Penelitian ini merupakan penelitian survey dengan pendekatan cross
sectional study sampel adalah anak balita 1-5 tahun yang dipilih secara keseluruhan. Pengumpulan data dilakukan dengan pengukuran BB dan umur analisa data dilakukan secara deskriptif dengan pendekatan cross sectional yaitu pengamatan sesaat, satu kali dalam waktu sesaat, untuk mengamati status gizi dengan tingkat pengetahuan gizi. Pengumpulan data dengan instrument berupa koesioner dan alat pengukur BB/timbangan BB dan kalkulator. Sampel yang diambil adalah anak balita usia 1-5 tahun dengan jumlah 34 anak Balita secara total populasi.

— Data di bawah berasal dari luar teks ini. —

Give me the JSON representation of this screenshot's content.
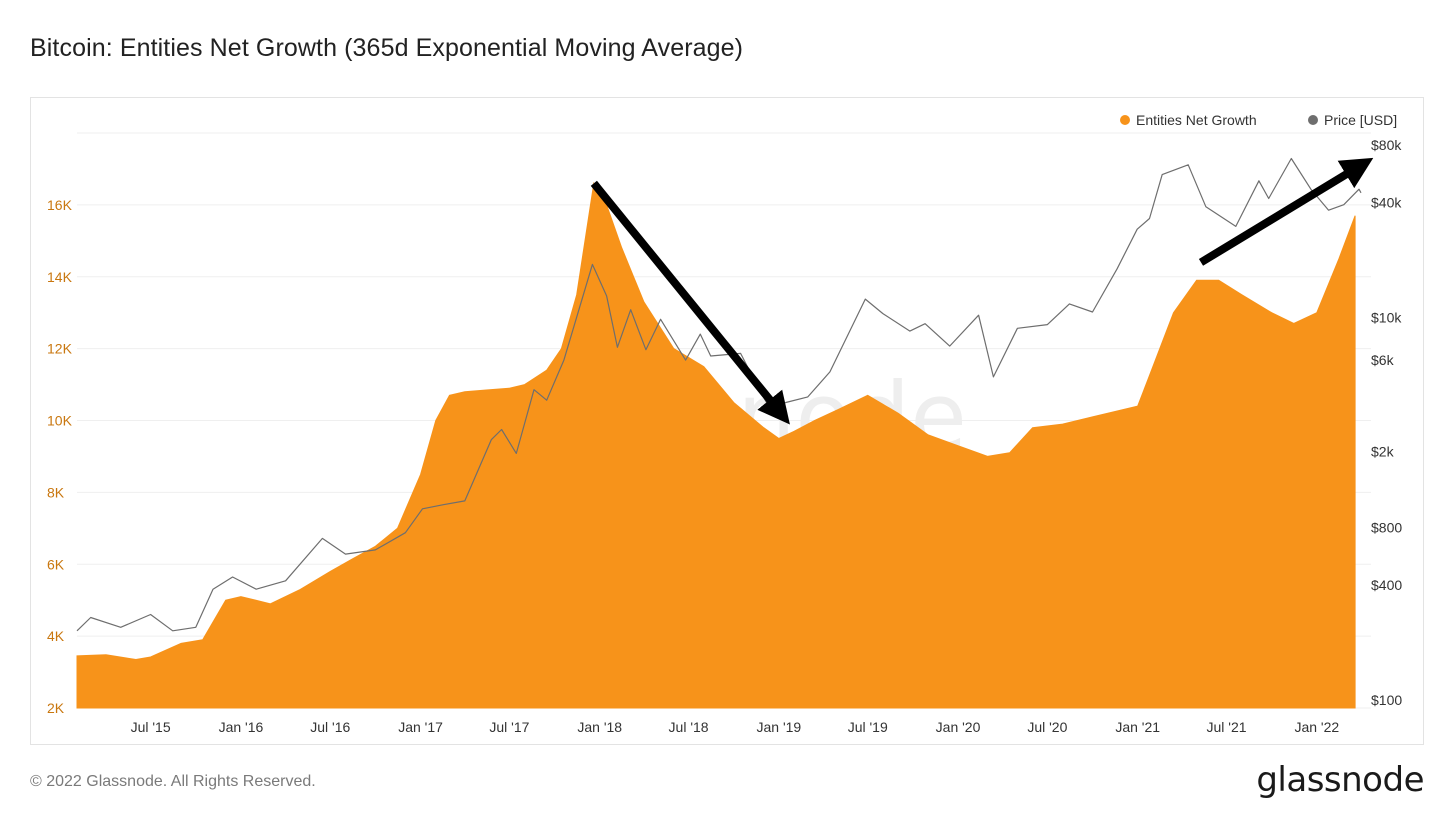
{
  "title": "Bitcoin: Entities Net Growth (365d Exponential Moving Average)",
  "footer": {
    "copyright": "© 2022 Glassnode. All Rights Reserved.",
    "brand": "glassnode"
  },
  "watermark": "glassnode",
  "colors": {
    "growth": "#f7931a",
    "price": "#6e6e6e",
    "arrow": "#000000",
    "left_axis_text": "#c9770f"
  },
  "chart_data": {
    "type": "area",
    "legend_position": "top-right",
    "grid": true,
    "x_axis": {
      "ticks": [
        "Jul '15",
        "Jan '16",
        "Jul '16",
        "Jan '17",
        "Jul '17",
        "Jan '18",
        "Jul '18",
        "Jan '19",
        "Jul '19",
        "Jan '20",
        "Jul '20",
        "Jan '21",
        "Jul '21",
        "Jan '22"
      ],
      "range": [
        "2015-02-01",
        "2022-04-01"
      ]
    },
    "y_left": {
      "ticks": [
        "2K",
        "4K",
        "6K",
        "8K",
        "10K",
        "12K",
        "14K",
        "16K"
      ],
      "range": [
        2000,
        18000
      ]
    },
    "y_right": {
      "scale": "log",
      "ticks": [
        "$100",
        "$400",
        "$800",
        "$2k",
        "$6k",
        "$10k",
        "$40k",
        "$80k"
      ],
      "tick_values": [
        100,
        400,
        800,
        2000,
        6000,
        10000,
        40000,
        80000
      ],
      "range": [
        100,
        80000
      ]
    },
    "series": [
      {
        "name": "Entities Net Growth",
        "axis": "left",
        "points": [
          [
            "2015-02-01",
            3450
          ],
          [
            "2015-04-01",
            3480
          ],
          [
            "2015-06-01",
            3350
          ],
          [
            "2015-07-01",
            3420
          ],
          [
            "2015-09-01",
            3800
          ],
          [
            "2015-10-15",
            3900
          ],
          [
            "2015-12-01",
            5000
          ],
          [
            "2016-01-01",
            5100
          ],
          [
            "2016-03-01",
            4900
          ],
          [
            "2016-05-01",
            5300
          ],
          [
            "2016-07-01",
            5800
          ],
          [
            "2016-08-15",
            6150
          ],
          [
            "2016-10-01",
            6500
          ],
          [
            "2016-11-15",
            7000
          ],
          [
            "2017-01-01",
            8500
          ],
          [
            "2017-02-01",
            10000
          ],
          [
            "2017-03-01",
            10700
          ],
          [
            "2017-04-01",
            10800
          ],
          [
            "2017-05-15",
            10850
          ],
          [
            "2017-07-01",
            10900
          ],
          [
            "2017-08-01",
            11000
          ],
          [
            "2017-09-15",
            11400
          ],
          [
            "2017-10-15",
            12000
          ],
          [
            "2017-11-15",
            13500
          ],
          [
            "2017-12-20",
            16600
          ],
          [
            "2018-01-15",
            16000
          ],
          [
            "2018-02-15",
            14800
          ],
          [
            "2018-04-01",
            13300
          ],
          [
            "2018-06-01",
            12000
          ],
          [
            "2018-08-01",
            11500
          ],
          [
            "2018-10-01",
            10500
          ],
          [
            "2018-12-01",
            9800
          ],
          [
            "2019-01-01",
            9500
          ],
          [
            "2019-02-01",
            9700
          ],
          [
            "2019-03-15",
            10000
          ],
          [
            "2019-05-01",
            10300
          ],
          [
            "2019-07-01",
            10700
          ],
          [
            "2019-09-01",
            10200
          ],
          [
            "2019-11-01",
            9600
          ],
          [
            "2020-01-01",
            9300
          ],
          [
            "2020-03-01",
            9000
          ],
          [
            "2020-04-15",
            9100
          ],
          [
            "2020-06-01",
            9800
          ],
          [
            "2020-08-01",
            9900
          ],
          [
            "2020-10-01",
            10100
          ],
          [
            "2020-12-01",
            10300
          ],
          [
            "2021-01-01",
            10400
          ],
          [
            "2021-02-01",
            11500
          ],
          [
            "2021-03-15",
            13000
          ],
          [
            "2021-05-01",
            13900
          ],
          [
            "2021-06-15",
            13900
          ],
          [
            "2021-08-01",
            13500
          ],
          [
            "2021-10-01",
            13000
          ],
          [
            "2021-11-15",
            12700
          ],
          [
            "2022-01-01",
            13000
          ],
          [
            "2022-02-15",
            14500
          ],
          [
            "2022-03-20",
            15700
          ]
        ]
      },
      {
        "name": "Price [USD]",
        "axis": "right",
        "points": [
          [
            "2015-02-01",
            230
          ],
          [
            "2015-03-01",
            270
          ],
          [
            "2015-05-01",
            240
          ],
          [
            "2015-07-01",
            280
          ],
          [
            "2015-08-15",
            230
          ],
          [
            "2015-10-01",
            240
          ],
          [
            "2015-11-05",
            380
          ],
          [
            "2015-12-15",
            440
          ],
          [
            "2016-02-01",
            380
          ],
          [
            "2016-04-01",
            420
          ],
          [
            "2016-06-15",
            700
          ],
          [
            "2016-08-01",
            580
          ],
          [
            "2016-10-01",
            610
          ],
          [
            "2016-12-01",
            750
          ],
          [
            "2017-01-05",
            1000
          ],
          [
            "2017-02-15",
            1050
          ],
          [
            "2017-04-01",
            1100
          ],
          [
            "2017-05-25",
            2300
          ],
          [
            "2017-06-15",
            2600
          ],
          [
            "2017-07-15",
            1950
          ],
          [
            "2017-08-20",
            4200
          ],
          [
            "2017-09-15",
            3700
          ],
          [
            "2017-10-20",
            6000
          ],
          [
            "2017-12-17",
            19000
          ],
          [
            "2018-01-15",
            13000
          ],
          [
            "2018-02-06",
            7000
          ],
          [
            "2018-03-05",
            11000
          ],
          [
            "2018-04-05",
            6800
          ],
          [
            "2018-05-05",
            9800
          ],
          [
            "2018-06-25",
            6000
          ],
          [
            "2018-07-25",
            8200
          ],
          [
            "2018-08-15",
            6300
          ],
          [
            "2018-10-15",
            6500
          ],
          [
            "2018-11-20",
            4300
          ],
          [
            "2018-12-15",
            3300
          ],
          [
            "2019-01-15",
            3600
          ],
          [
            "2019-03-01",
            3850
          ],
          [
            "2019-04-15",
            5200
          ],
          [
            "2019-06-26",
            12500
          ],
          [
            "2019-08-01",
            10500
          ],
          [
            "2019-09-25",
            8500
          ],
          [
            "2019-10-26",
            9300
          ],
          [
            "2019-12-15",
            7100
          ],
          [
            "2020-02-12",
            10300
          ],
          [
            "2020-03-13",
            4900
          ],
          [
            "2020-05-01",
            8800
          ],
          [
            "2020-07-01",
            9200
          ],
          [
            "2020-08-15",
            11800
          ],
          [
            "2020-10-01",
            10700
          ],
          [
            "2020-11-20",
            18000
          ],
          [
            "2020-12-31",
            29000
          ],
          [
            "2021-01-25",
            33000
          ],
          [
            "2021-02-20",
            56000
          ],
          [
            "2021-04-14",
            63000
          ],
          [
            "2021-05-20",
            38000
          ],
          [
            "2021-07-20",
            30000
          ],
          [
            "2021-09-05",
            52000
          ],
          [
            "2021-09-25",
            42000
          ],
          [
            "2021-11-10",
            68000
          ],
          [
            "2021-12-20",
            47000
          ],
          [
            "2022-01-25",
            36500
          ],
          [
            "2022-02-25",
            39000
          ],
          [
            "2022-03-28",
            47000
          ],
          [
            "2022-04-01",
            45000
          ]
        ]
      }
    ],
    "annotations": [
      {
        "type": "arrow",
        "from": [
          "2017-12-20",
          16600
        ],
        "to": [
          "2019-01-05",
          10200
        ]
      },
      {
        "type": "arrow",
        "from": [
          "2021-05-10",
          14400
        ],
        "to": [
          "2022-04-01",
          17100
        ]
      }
    ]
  }
}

Hasil status gizi anak Balita desa Mukoko 23,52% mengalami status gizi kurang dan 70,58% mengalami gizi baik. Asupan zat gizi yang baik 61,77% dan 38,23% mengalami asupan gizi yang kurang. Sedangkan tingkat pengetahuan gizi yang baik adalah 61,77%, sedangkan yang kurang 38,24% dan tingkat pendapatan keluarga yang baik sebesar 77,25% sedang yang kurang 73,2%. Rata-rata asupan energi Balita desa Mukoko masih di bawah standar nasional karena hanya mengkonsumsi protein jauh lebih baik 98,56%
sedangkan energi 76,53%. Oleh karena itu perlu adanya penyuluhan untuk lebih banyak mengkonsumsi bahan makanan pokok yang mengandung sumber energi yang baik.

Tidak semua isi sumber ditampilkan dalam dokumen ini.